The safe house suddenly doesn't feel safe anymore. It feels like another kind of trap, dressed up in comfortable furniture and the smell of home cooking.

"This isn't about justice," I say, standing up with Eva. "This is about revenge."

"Sometimes they're the same thing," Linda says calmly. "You can stay here with us, Claire. Continue to see Eva. She needs her real family, but she also needs the woman who's loved her for two months. We can share her."

Share her? I cling tighter to her.

I look around the room at these women who've built their own version of justice from the ashes of their grief. They're not evil. They're trauma survivors trying to heal in the only way they know how. But their solution isn't what Eva needs.

Eva starts to fuss, making the soft complaining sounds that mean she's getting hungry.

Without thinking, I start humming the lullaby I've sung to her every night for two months.

The melody my own mother sang to me when I was small, before cancer took her voice away.

Eva immediately settles, her body relaxing against mine.

In that moment, I understand something that transcends genetics and legal documents. Eva knows me. Not because we share DNA, but because I'm the one who's been there for every feeding, every diaper change, every midnight cry. I'm the voice that soothes her fears and the arms that hold her safe.

"She knows me," I say quietly. "She needs me. Biology didn't make me her mother. Love did. And I won't let anyone take that away from her again."

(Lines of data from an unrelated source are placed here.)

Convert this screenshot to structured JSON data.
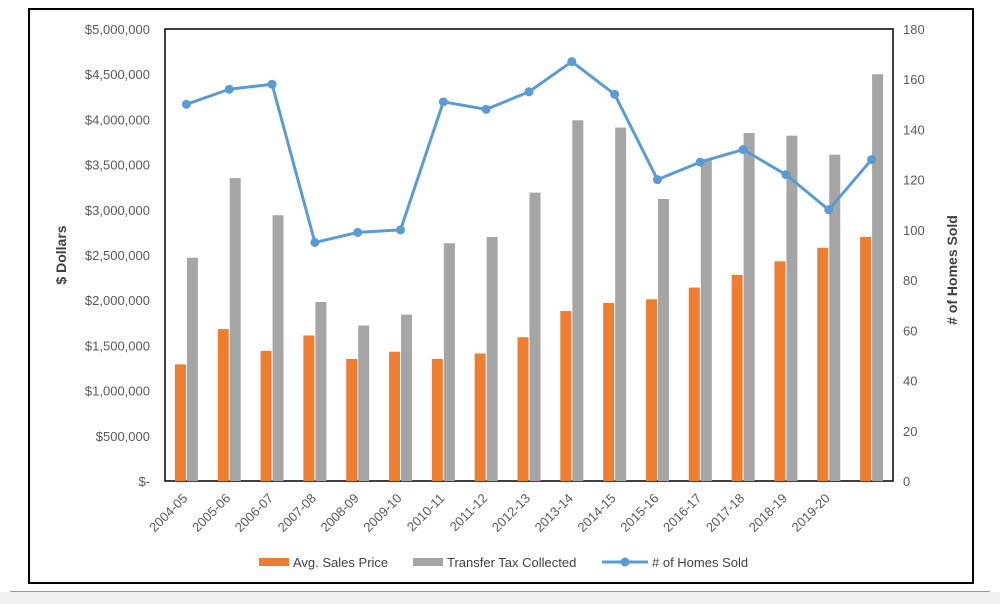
{
  "chart_data": {
    "type": "bar",
    "categories": [
      "2004-05",
      "2005-06",
      "2006-07",
      "2007-08",
      "2008-09",
      "2009-10",
      "2010-11",
      "2011-12",
      "2012-13",
      "2013-14",
      "2014-15",
      "2015-16",
      "2016-17",
      "2017-18",
      "2018-19",
      "2019-20",
      ""
    ],
    "series": [
      {
        "name": "Avg. Sales Price",
        "type": "bar",
        "axis": "left",
        "color": "#ED7D31",
        "values": [
          1290000,
          1680000,
          1440000,
          1610000,
          1350000,
          1430000,
          1350000,
          1410000,
          1590000,
          1880000,
          1970000,
          2010000,
          2140000,
          2280000,
          2430000,
          2580000,
          2700000
        ]
      },
      {
        "name": "Transfer Tax Collected",
        "type": "bar",
        "axis": "left",
        "color": "#A5A5A5",
        "values": [
          2470000,
          3350000,
          2940000,
          1980000,
          1720000,
          1840000,
          2630000,
          2700000,
          3190000,
          3990000,
          3910000,
          3120000,
          3560000,
          3850000,
          3820000,
          3610000,
          4500000
        ]
      },
      {
        "name": "# of Homes Sold",
        "type": "line",
        "axis": "right",
        "color": "#5B9BD5",
        "values": [
          150,
          156,
          158,
          95,
          99,
          100,
          151,
          148,
          155,
          167,
          154,
          120,
          127,
          132,
          122,
          108,
          128
        ]
      }
    ],
    "ylabel": "$ Dollars",
    "y2label": "# of Homes Sold",
    "ylim": [
      0,
      5000000
    ],
    "y2lim": [
      0,
      180
    ],
    "yticks": [
      0,
      500000,
      1000000,
      1500000,
      2000000,
      2500000,
      3000000,
      3500000,
      4000000,
      4500000,
      5000000
    ],
    "ytick_labels": [
      "$-",
      "$500,000",
      "$1,000,000",
      "$1,500,000",
      "$2,000,000",
      "$2,500,000",
      "$3,000,000",
      "$3,500,000",
      "$4,000,000",
      "$4,500,000",
      "$5,000,000"
    ],
    "y2ticks": [
      0,
      20,
      40,
      60,
      80,
      100,
      120,
      140,
      160,
      180
    ],
    "y2tick_labels": [
      "0",
      "20",
      "40",
      "60",
      "80",
      "100",
      "120",
      "140",
      "160",
      "180"
    ],
    "grid": false,
    "legend_position": "bottom"
  }
}
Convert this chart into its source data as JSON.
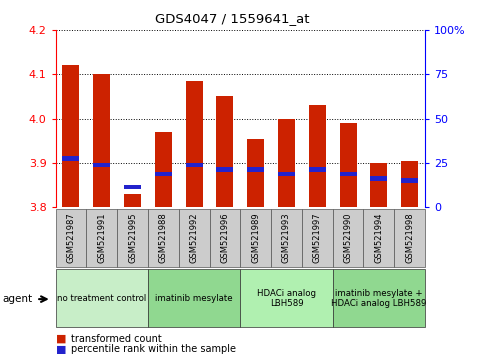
{
  "title": "GDS4047 / 1559641_at",
  "samples": [
    "GSM521987",
    "GSM521991",
    "GSM521995",
    "GSM521988",
    "GSM521992",
    "GSM521996",
    "GSM521989",
    "GSM521993",
    "GSM521997",
    "GSM521990",
    "GSM521994",
    "GSM521998"
  ],
  "red_values": [
    4.12,
    4.1,
    3.83,
    3.97,
    4.085,
    4.05,
    3.955,
    4.0,
    4.03,
    3.99,
    3.9,
    3.905
  ],
  "blue_values": [
    3.91,
    3.895,
    3.845,
    3.875,
    3.895,
    3.885,
    3.885,
    3.875,
    3.885,
    3.875,
    3.865,
    3.86
  ],
  "ylim": [
    3.8,
    4.2
  ],
  "yticks_left": [
    3.8,
    3.9,
    4.0,
    4.1,
    4.2
  ],
  "yticks_right": [
    0,
    25,
    50,
    75,
    100
  ],
  "groups": [
    {
      "label": "no treatment control",
      "start": 0,
      "end": 3,
      "color": "#c8eec8"
    },
    {
      "label": "imatinib mesylate",
      "start": 3,
      "end": 6,
      "color": "#90d890"
    },
    {
      "label": "HDACi analog\nLBH589",
      "start": 6,
      "end": 9,
      "color": "#b0f0b0"
    },
    {
      "label": "imatinib mesylate +\nHDACi analog LBH589",
      "start": 9,
      "end": 12,
      "color": "#90d890"
    }
  ],
  "bar_width": 0.55,
  "bar_color": "#cc2200",
  "blue_color": "#2222cc",
  "sample_bg": "#cccccc",
  "plot_bg": "#ffffff",
  "grid_color": "#000000",
  "agent_label": "agent"
}
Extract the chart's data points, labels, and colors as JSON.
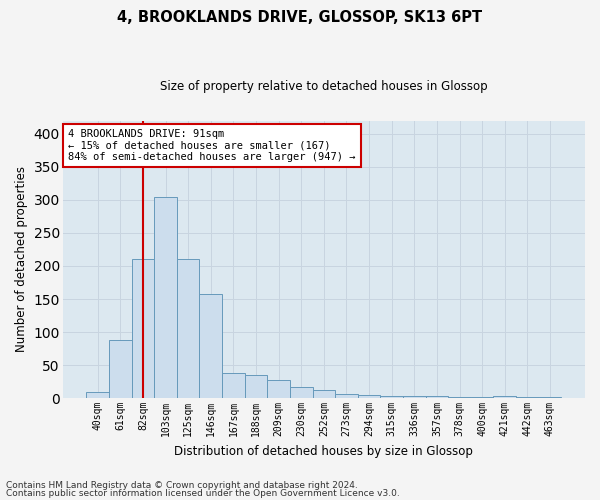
{
  "title": "4, BROOKLANDS DRIVE, GLOSSOP, SK13 6PT",
  "subtitle": "Size of property relative to detached houses in Glossop",
  "xlabel": "Distribution of detached houses by size in Glossop",
  "ylabel": "Number of detached properties",
  "footnote1": "Contains HM Land Registry data © Crown copyright and database right 2024.",
  "footnote2": "Contains public sector information licensed under the Open Government Licence v3.0.",
  "bins": [
    "40sqm",
    "61sqm",
    "82sqm",
    "103sqm",
    "125sqm",
    "146sqm",
    "167sqm",
    "188sqm",
    "209sqm",
    "230sqm",
    "252sqm",
    "273sqm",
    "294sqm",
    "315sqm",
    "336sqm",
    "357sqm",
    "378sqm",
    "400sqm",
    "421sqm",
    "442sqm",
    "463sqm"
  ],
  "values": [
    10,
    88,
    210,
    305,
    210,
    158,
    38,
    35,
    27,
    17,
    12,
    7,
    5,
    3,
    3,
    3,
    2,
    2,
    3,
    2,
    1
  ],
  "bar_color": "#ccdded",
  "bar_edge_color": "#6699bb",
  "vline_color": "#cc0000",
  "vline_x": 2.0,
  "annotation_line1": "4 BROOKLANDS DRIVE: 91sqm",
  "annotation_line2": "← 15% of detached houses are smaller (167)",
  "annotation_line3": "84% of semi-detached houses are larger (947) →",
  "annotation_box_color": "#ffffff",
  "annotation_box_edge": "#cc0000",
  "ylim": [
    0,
    420
  ],
  "yticks": [
    0,
    50,
    100,
    150,
    200,
    250,
    300,
    350,
    400
  ],
  "grid_color": "#c8d4e0",
  "fig_bg_color": "#f4f4f4",
  "plot_bg_color": "#dce8f0"
}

The room grows tense, and I realize I've crossed a line. These women see me as just another privileged person who got what she wanted at their expense. They're not entirely wrong, but they're not entirely right either.

"I understand why you hate me," I continue. "But Eva didn't choose this. She didn't ask to be stolen from one mother and given to another. All she knows is that I'm her mama, and taking her away from me now would traumatize her just as much as what was done to all of you. "

Linda stands up, and I can see her calculating something behind her eyes. "Maybe you should sleep on it. It's late, and we're all emotional. Things might look different in the morning."

She shows me to a small bedroom with a crib already set up. Eva and I settle in, but I don't undress. Something about this place, these women, the way they keep watching Eva like she's a prize they're waiting to claim, sets my teeth on edge.

I wait until the house grows quiet, until I hear the last footsteps in the hallway and the last door closing. Then I gather Eva and our few belongings and creep toward the front door.

But as I step onto the porch, headlights blaze across the clearing. Adam's white F-150 pulls into the driveway, followed by two police cars and a Child Protective Services van.

"I told you, Claire," Adam calls out as he steps from his truck. "I'll always find you. And I brought backup."

I turn to run back into the house, but Linda is standing in the doorway behind me.